To make it worse, at age seven, a preacher convinced me that I had also been rejected by God. Even now, I’m trying to take inventory of just how evil a young man can be at age seven. I know it wasn’t adultery and I hadn’t murdered anyone. I wasn’t to the lusting stage yet and I hadn’t yet learned how to steal (that would come later when I went to a Christian school). I hadn’t chiseled out any graven images and I had not yet learned how to cuss (again, the Christian school would help me learn that skill eventually). I certainly realize there was always the possibility of not honoring my father and mother—but, for a timid soul, I’m not sure that was a big issue. I kept the sabbath holy because I didn’t have a choice. I’m pretty sure, at age seven, it boiled down to coveting. From the time I was old enough to speak I’m sure I wanted other kids’ toys and vehemently yelled, “mine!” So that was probably it—that is why God rejected me and was going to torture me forever. They didn’t use the word rejected. They said that he had “turned his back” on me. Kind of seems like the same thing. He no longer could stand to look at me.

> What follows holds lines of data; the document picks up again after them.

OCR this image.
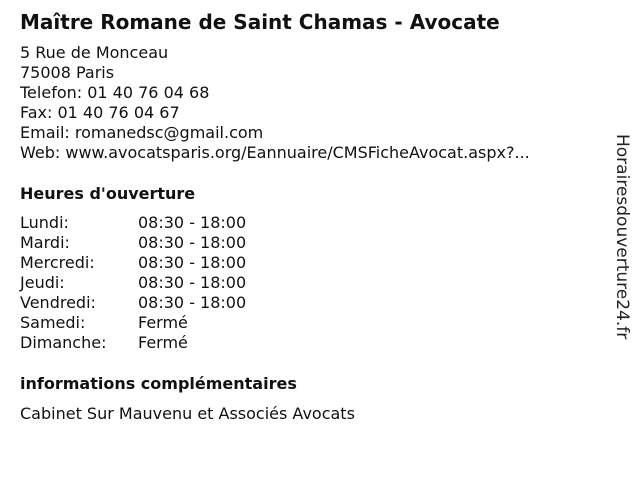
Maître Romane de Saint Chamas - Avocate
5 Rue de Monceau
75008 Paris
Telefon: 01 40 76 04 68
Fax: 01 40 76 04 67
Email: romanedsc@gmail.com
Web: www.avocatsparis.org/Eannuaire/CMSFicheAvocat.aspx?...
Heures d'ouverture
Lundi:	08:30 - 18:00
Mardi:	08:30 - 18:00
Mercredi:	08:30 - 18:00
Jeudi:	08:30 - 18:00
Vendredi:	08:30 - 18:00
Samedi:	Fermé
Dimanche: Fermé
informations complémentaires
Cabinet Sur Mauvenu et Associés Avocats
Horairesdouverture24.fr
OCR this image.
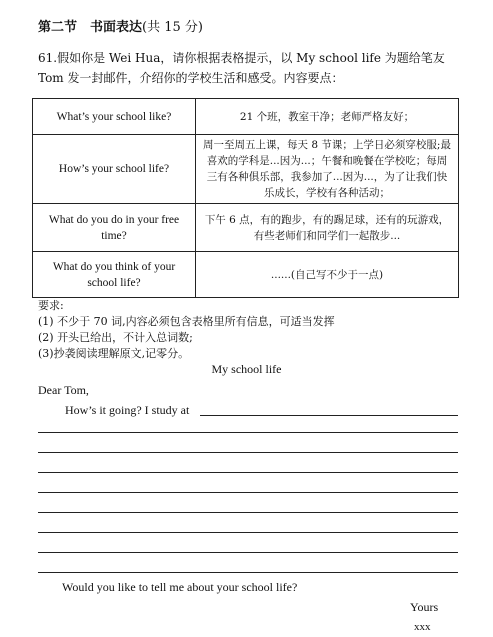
第二节　书面表达(共 15 分)
61.假如你是 Wei Hua，请你根据表格提示，以 My school life 为题给笔友 Tom 发一封邮件，介绍你的学校生活和感受。内容要点：
What’s your school like?	21 个班，教室干净；老师严格友好；
How’s your school life?	周一至周五上课，每天 8 节课；上学日必须穿校服;最喜欢的学科是...因为...；午餐和晚餐在学校吃；每周三有各种俱乐部，我参加了...因为...，为了让我们快乐成长，学校有各种活动；
What do you do in your free time?	下午 6 点，有的跑步，有的踢足球，还有的玩游戏，有些老师们和同学们一起散步...
What do you think of your school life?	......(自己写不少于一点)
要求:
(1) 不少于 70 词,内容必须包含表格里所有信息，可适当发挥
(2) 开头已给出，不计入总词数;
(3)抄袭阅读理解原文,记零分。
My school life
Dear Tom,
How’s it going? I study at
Would you like to tell me about your school life?
Yours
xxx
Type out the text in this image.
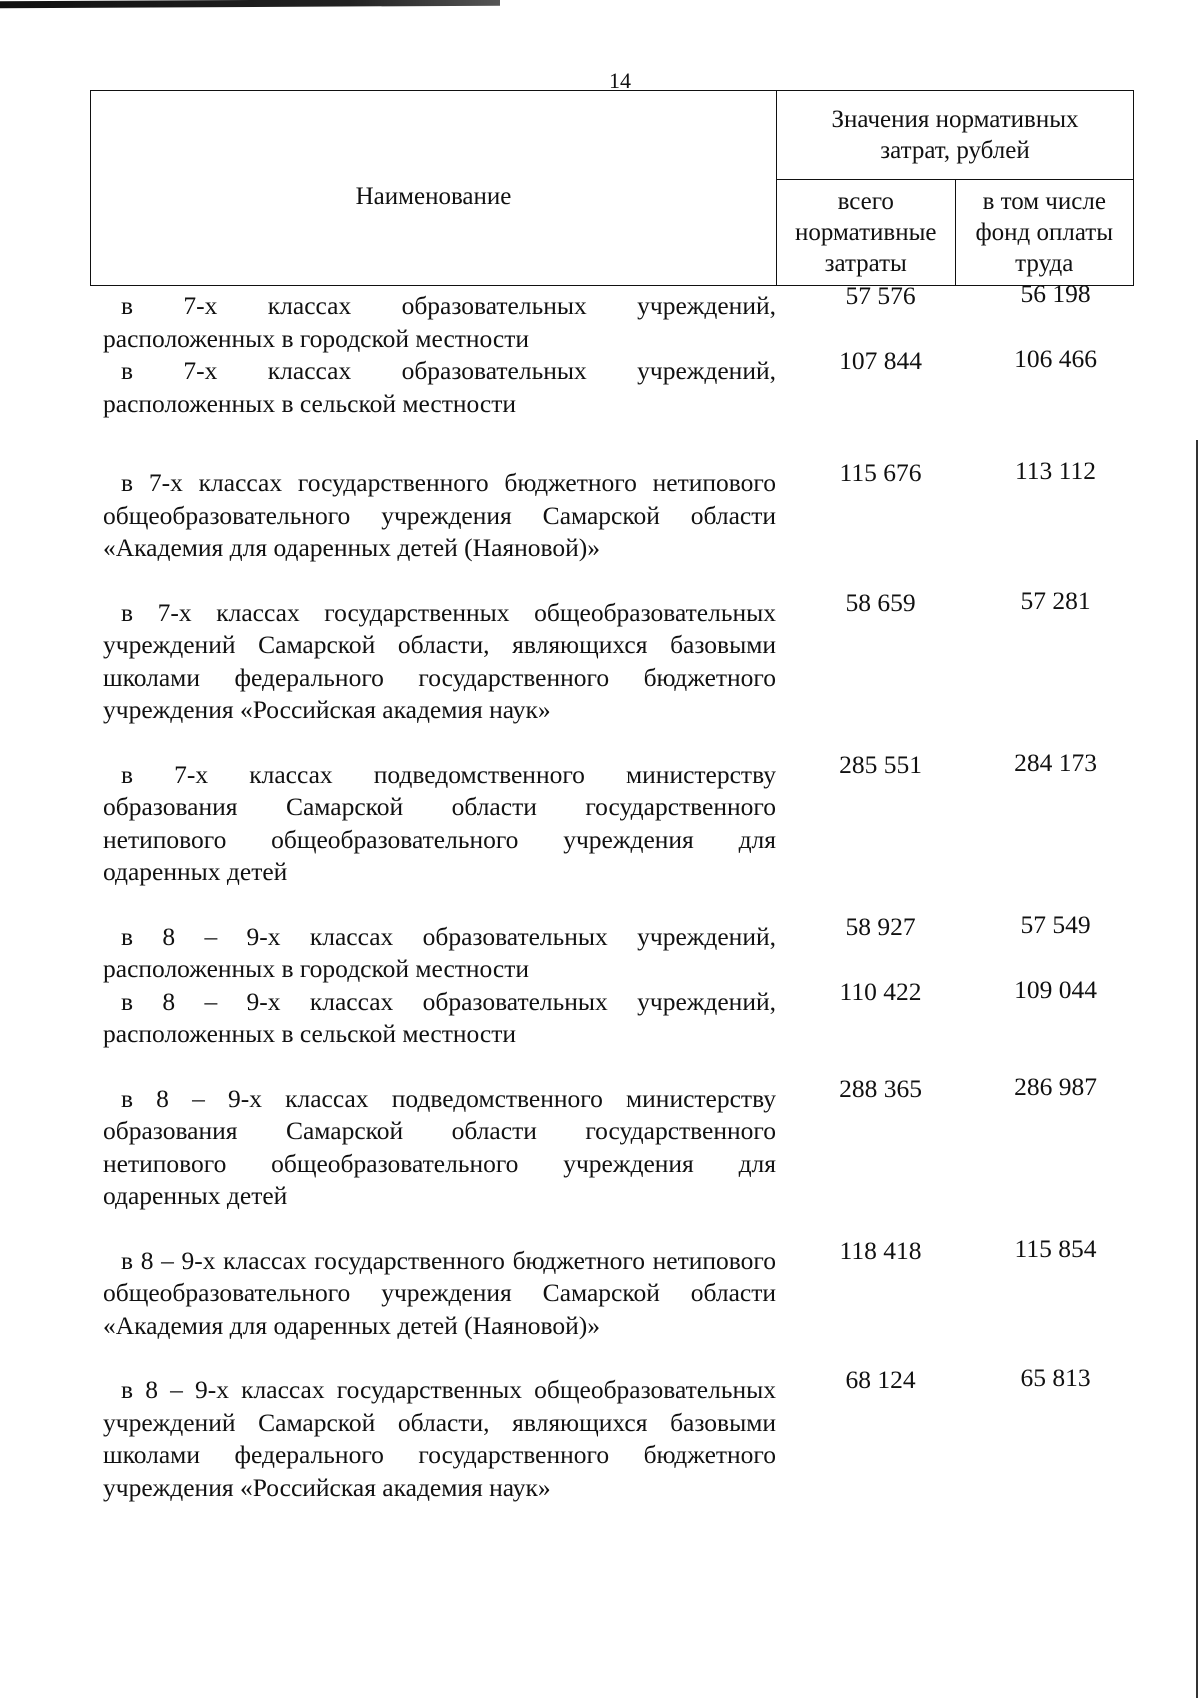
14
Наименование	Значения нормативных затрат, рублей	

	всего нормативные затраты	в том числе фонд оплаты труда
в 7-х классах образовательных учреждений, расположенных в городской местности
57 576	56 198
в 7-х классах образовательных учреждений, расположенных в сельской местности
107 844	106 466
в 7-х классах государственного бюджетного нетипового общеобразовательного учреждения Самарской области «Академия для одаренных детей (Наяновой)»
115 676	113 112
в 7-х классах государственных общеобразовательных учреждений Самарской области, являющихся базовыми школами федерального государственного бюджетного учреждения «Российская академия наук»
58 659	57 281
в 7-х классах подведомственного министерству образования Самарской области государственного нетипового общеобразовательного учреждения для одаренных детей
285 551	284 173
в 8 – 9-х классах образовательных учреждений, расположенных в городской местности
58 927	57 549
в 8 – 9-х классах образовательных учреждений, расположенных в сельской местности
110 422	109 044
в 8 – 9-х классах подведомственного министерству образования Самарской области государственного нетипового общеобразовательного учреждения для одаренных детей
288 365	286 987
в 8 – 9-х классах государственного бюджетного нетипового общеобразовательного учреждения Самарской области «Академия для одаренных детей (Наяновой)»
118 418	115 854
в 8 – 9-х классах государственных общеобразовательных учреждений Самарской области, являющихся базовыми школами федерального государственного бюджетного учреждения «Российская академия наук»
68 124	65 813
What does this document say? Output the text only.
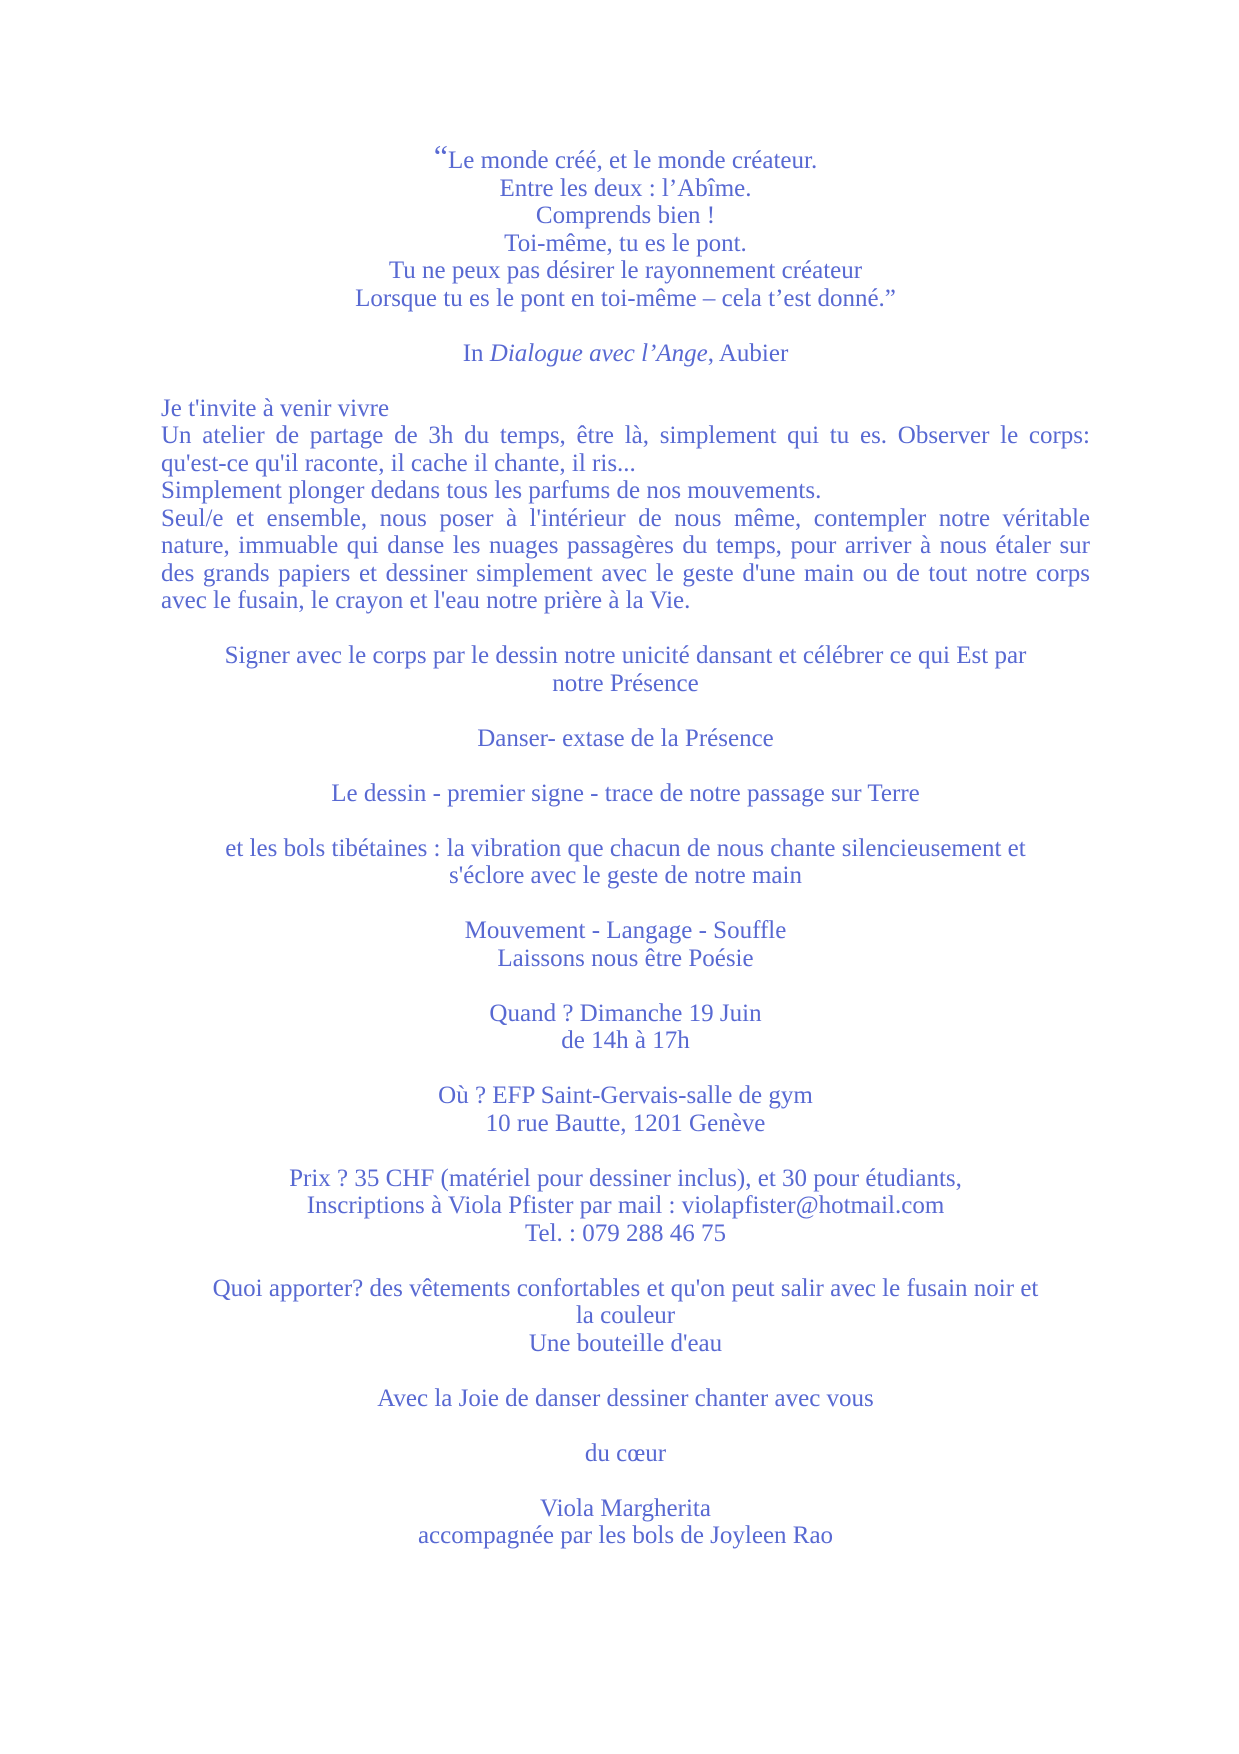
“Le monde créé, et le monde créateur.
Entre les deux : l’Abîme.
Comprends bien !
Toi-même, tu es le pont.
Tu ne peux pas désirer le rayonnement créateur
Lorsque tu es le pont en toi-même – cela t’est donné.”
In Dialogue avec l’Ange, Aubier
Je t'invite à venir vivre
Un atelier de partage de 3h du temps, être là, simplement qui tu es. Observer le corps: qu'est-ce qu'il raconte, il cache il chante, il ris...
Simplement plonger dedans tous les parfums de nos mouvements.
Seul/e et ensemble, nous poser à l'intérieur de nous même, contempler notre véritable nature, immuable qui danse les nuages passagères du temps, pour arriver à nous étaler sur des grands papiers et dessiner simplement avec le geste d'une main ou de tout notre corps avec le fusain, le crayon et l'eau notre prière à la Vie.
Signer avec le corps par le dessin notre unicité dansant et célébrer ce qui Est par
notre Présence
Danser- extase de la Présence
Le dessin - premier signe - trace de notre passage sur Terre
et les bols tibétaines : la vibration que chacun de nous chante silencieusement et
s'éclore avec le geste de notre main
Mouvement - Langage - Souffle
Laissons nous être Poésie
Quand ? Dimanche 19 Juin
de 14h à 17h
Où ? EFP Saint-Gervais-salle de gym
10 rue Bautte, 1201 Genève
Prix ? 35 CHF (matériel pour dessiner inclus), et 30 pour étudiants,
Inscriptions à Viola Pfister par mail : violapfister@hotmail.com
Tel. : 079 288 46 75
Quoi apporter? des vêtements confortables et qu'on peut salir avec le fusain noir et
la couleur
Une bouteille d'eau
Avec la Joie de danser dessiner chanter avec vous
du cœur
Viola Margherita
accompagnée par les bols de Joyleen Rao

No need to worry—I walked to the front of the church that day and said the sinner’s prayer. Later that month I also got baptized. The bad news is, it didn’t stop me from sinning. In fact, later in life, I learned to do bigger and worse things. I learned how to steal, and lust and a myriad of other things prohibited by the Bible and my denomination. I would have been classified as mischievous by most, and the system I was in promoted shaming those that stepped outside of the boundaries of good behavior. I can’t remember everything that happened, but I know what I did most with that shame and rejection is stuff it down inside of me. Eventually, I was left with a nagging feeling that I didn’t belong, and that people would eventually reject me because I was sure even God didn’t really accept me. How could He?
When I had children, it changed my life in many ways. I experienced love and affection like I have never felt, but also, I felt rejection like I would never have imagined. Most of this rejection was simply my children going through the stages of life and me not being prepared for those transformations. It starts with something as simple as them preferring to play with their friends instead of me to them staying out all night with friends “just to talk.” If you have been a parent, you know why this is thing—it’s because they once they are teenagers, they lock themselves in their room and only come out for feedings and to find lost clothing items. We may need to rethink the “go to your room” punishment.
Later in life, I experienced feelings of rejection when they went to college and started dating. At almost every stage of their lives, Laura had to explain to me that they were changing and just doing what is natural. I was feeling rejection because I wasn’t prepared. They were not rejecting me, they were just maturing. They were going through a natural separation and growth process into becoming responsible, independent adults. I think we can all agree if my children were rejecting me, that would be a childish and immature emotion. It wouldn’t be what is expected, and it wouldn’t be helpful in the growth process. But, it wasn’t even that.
So, let’s get back to how God feels about me. The preacher seemed to be telling me that, as the parent, God was very disappointed in my behavior. He was so disappointed with my egregious sins that not only did he feel the need to torture me forever; but he was also going to take a posture of “turning his back on me.” As I have said so often, I could never do that to my children. And, I am a mediocre parent at best. If I assume the role of the child, I can honestly say that I also was not rejecting God. My frontal lobe wasn’t fully developed yet, and I was just trying to get through seven-year-old life with my thick glasses and shortness and all the other baggage that comes with living in the early 70’s. I didn’t shake my fist at God or wreck his car or get someone pregnant. I have never understood parents that arrive at a position of “you are no longer my son/daughter.” I can’t imagine that as a parent and I certainly cannot imagine God stooping to that level.
What I want to believe is simply this. When we are at our worst, like a good parent, God draws closer to us not further away (see the Garden account). When I feel rejection, it is because of my faulty understanding. To reject someone is to exhibit childish and adolescent behavior. Rejection is not a quality I can honestly ascribe to a God that is supposed to be love. I am not a great parent, but God is at least better than me.
Rejection is not helpful—it is hurtful. It has taken at least half of my life to get over the repercussions of rejection. I cannot accept that God rejects us. I can accept that a good parent and a God of love would notice my behavior, draw close to me, and say very simply, “It’s okay, I understand. I love you and we will get though this together.” This model I’m working from has not only helped my relationship with God. I think it’s making me a better human.